El jefe del Gobierno subrayó la necesidad de un liderazgo y una gestión proactivos, flexibles y ágiles, que pongan a las personas en el centro, garanticen la implementación efectiva de las medidas y permitan una rápida transición de un enfoque reactivo a la prevención activa, al tiempo que se fortalece la coordinación entre las partes relevantes.
Hizo un llamado a la mejora continua del marco institucional y legal, la modernización de los sistemas de pronóstico, el fortalecimiento de las capacidades locales, la consolidación de las reservas estratégicas y la movilización de todo el sistema político y la sociedad.
Reiteró que los desastres naturales siguen siendo una amenaza constante, cada vez más extrema e impredecible, mientras que la protección de la vida y los bienes de las personas es una necesidad urgente y un criterio para evaluar la eficacia del sistema político.
En este sentido, instó a los ministerios, sectores y localidades a redoblar sus esfuerzos, a actuar con mayor determinación y eficiencia en la prevención, la respuesta y la recuperación posterior a los desastres naturales, a fin de garantizar la seguridad y el bienestar de la población.

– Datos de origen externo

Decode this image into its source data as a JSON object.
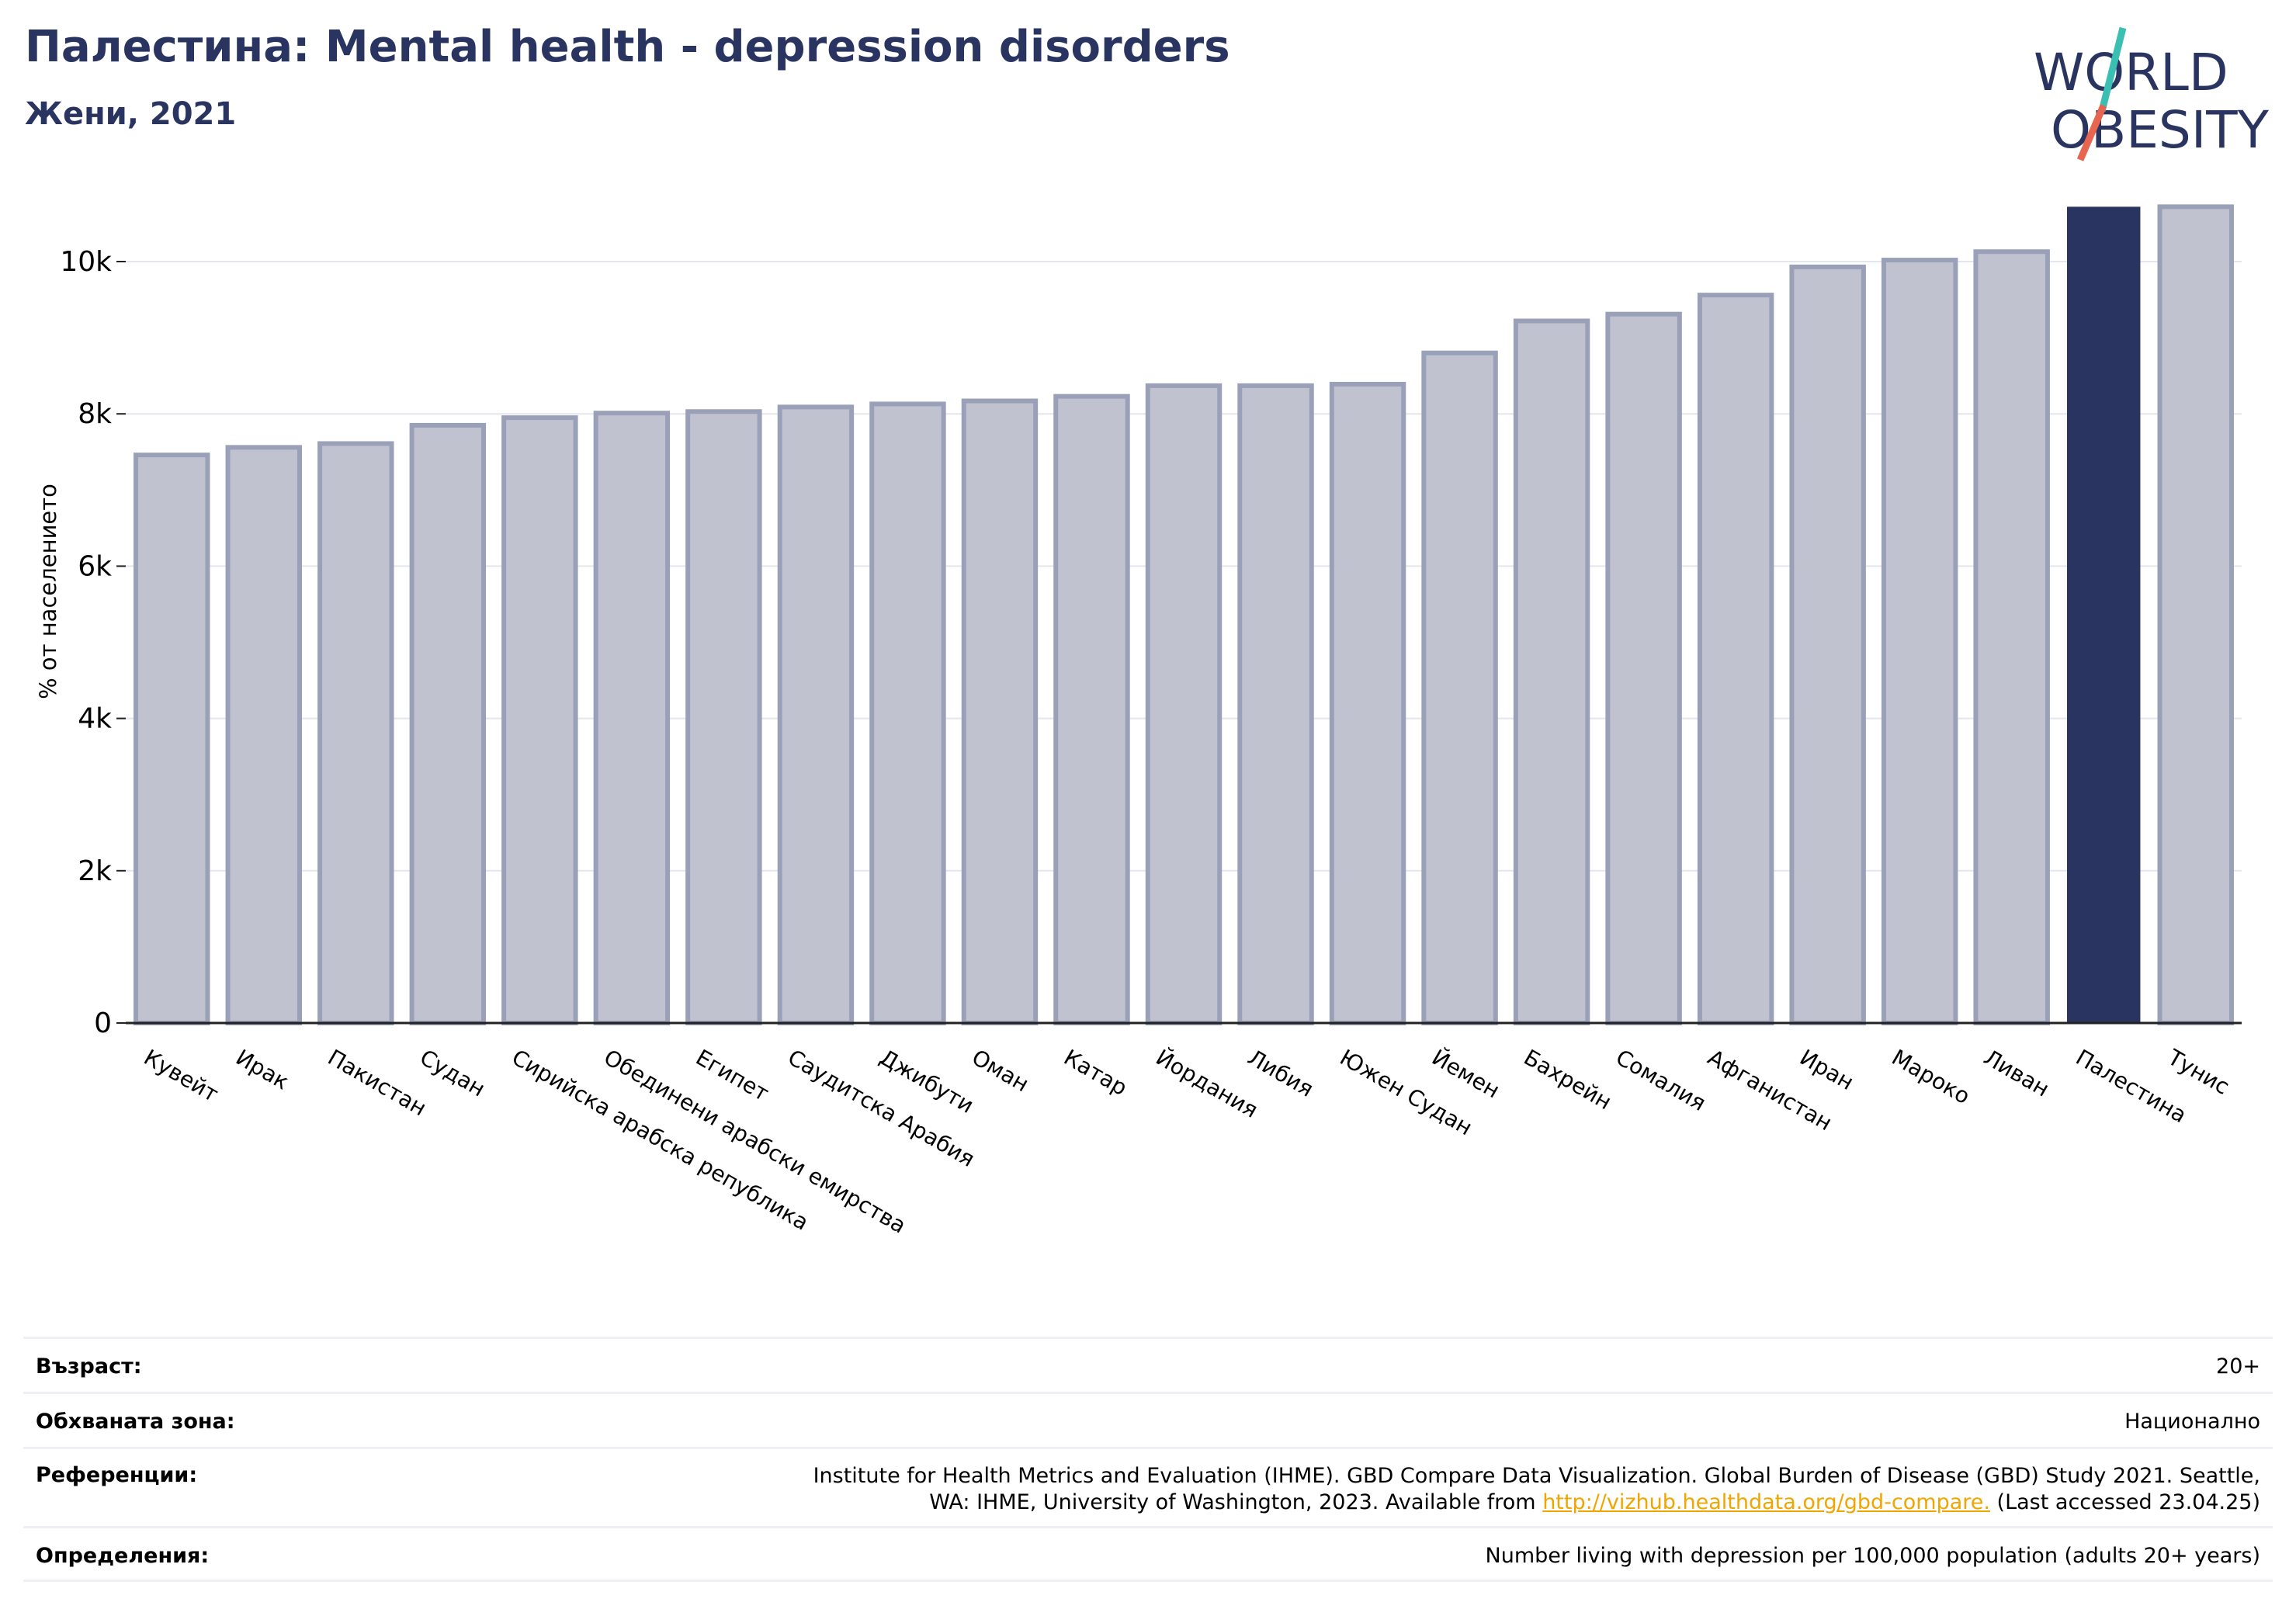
{
  "header": {
    "title": "Палестина: Mental health - depression disorders",
    "subtitle": "Жени, 2021"
  },
  "logo": {
    "line1": "WORLD",
    "line2": "OBESITY",
    "text_color": "#2a3460",
    "slash_colors": [
      "#3bbfb2",
      "#e8664f"
    ]
  },
  "chart_data": {
    "type": "bar",
    "categories": [
      "Кувейт",
      "Ирак",
      "Пакистан",
      "Судан",
      "Сирийска арабска република",
      "Обединени арабски емирства",
      "Египет",
      "Саудитска Арабия",
      "Джибути",
      "Оман",
      "Катар",
      "Йордания",
      "Либия",
      "Южен Судан",
      "Йемен",
      "Бахрейн",
      "Сомалия",
      "Афганистан",
      "Иран",
      "Мароко",
      "Ливан",
      "Палестина",
      "Тунис"
    ],
    "values": [
      7460,
      7560,
      7610,
      7850,
      7950,
      8010,
      8030,
      8090,
      8130,
      8170,
      8230,
      8370,
      8370,
      8390,
      8800,
      9220,
      9310,
      9560,
      9930,
      10020,
      10130,
      10710,
      10720
    ],
    "highlight": "Палестина",
    "ylabel": "% от населението",
    "xlabel": "",
    "ylim": [
      0,
      11000
    ],
    "yticks": [
      0,
      2000,
      4000,
      6000,
      8000,
      10000
    ],
    "ytick_labels": [
      "0",
      "2k",
      "4k",
      "6k",
      "8k",
      "10k"
    ],
    "grid": true,
    "colors": {
      "bar": "#c0c3cf",
      "bar_edge": "#9aa0b8",
      "highlight": "#2a3460"
    }
  },
  "info": {
    "age_label": "Възраст:",
    "age_value": "20+",
    "coverage_label": "Обхваната зона:",
    "coverage_value": "Национално",
    "references_label": "Референции:",
    "references_line1": "Institute for Health Metrics and Evaluation (IHME). GBD Compare Data Visualization. Global Burden of Disease (GBD) Study 2021. Seattle,",
    "references_line2_pre": "WA: IHME, University of Washington, 2023. Available from ",
    "references_link": "http://vizhub.healthdata.org/gbd-compare.",
    "references_line2_post": " (Last accessed 23.04.25)",
    "definitions_label": "Определения:",
    "definitions_value": "Number living with depression per 100,000 population (adults 20+ years)"
  }
}
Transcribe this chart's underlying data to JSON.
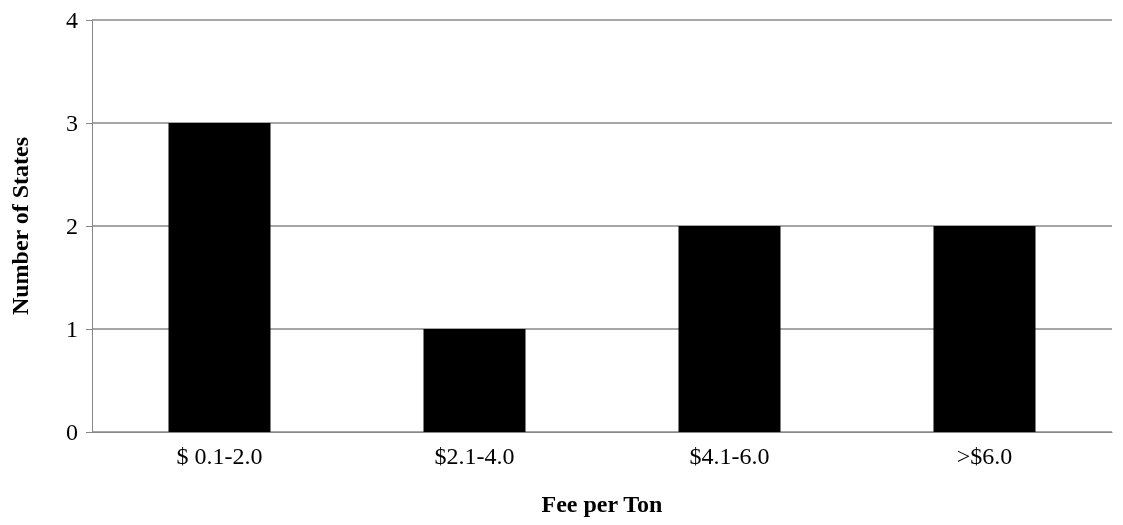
{
  "chart_data": {
    "type": "bar",
    "xlabel": "Fee per Ton",
    "ylabel": "Number of States",
    "categories": [
      "$ 0.1-2.0",
      "$2.1-4.0",
      "$4.1-6.0",
      ">$6.0"
    ],
    "values": [
      3,
      1,
      2,
      2
    ],
    "color": "#000000",
    "ylim": [
      0,
      4
    ],
    "yticks": [
      0,
      1,
      2,
      3,
      4
    ],
    "grid": "y"
  }
}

Según los delegados en la cita, los desastres naturales en Vietnam en 2025 fueron intensos, generalizados y se caracterizaron por numerosos factores inusuales, superando los niveles históricos.
Estos desastres causaron importantes pérdidas humanas y materiales, afectando la infraestructura, los medios de subsistencia y las actividades socioeconómicas. Al 31 de diciembre de 2025, se registraron 484 fallecidos y desaparecidos, 811 heridos y daños materiales estimados por más de cuatro mil millones de dólares.
Los participantes señalaron que la situación de los desastres naturales en 2026 continuaría evolucionando de manera compleja. Aunque se prevé que el número de tormentas en el Mar del Este sea inferior a la media, podrían producirse tifones potentes, incluso muy potentes; asimismo, se espera que las olas de calor, las sequías y la intrusión de agua salada lleguen antes y duren más.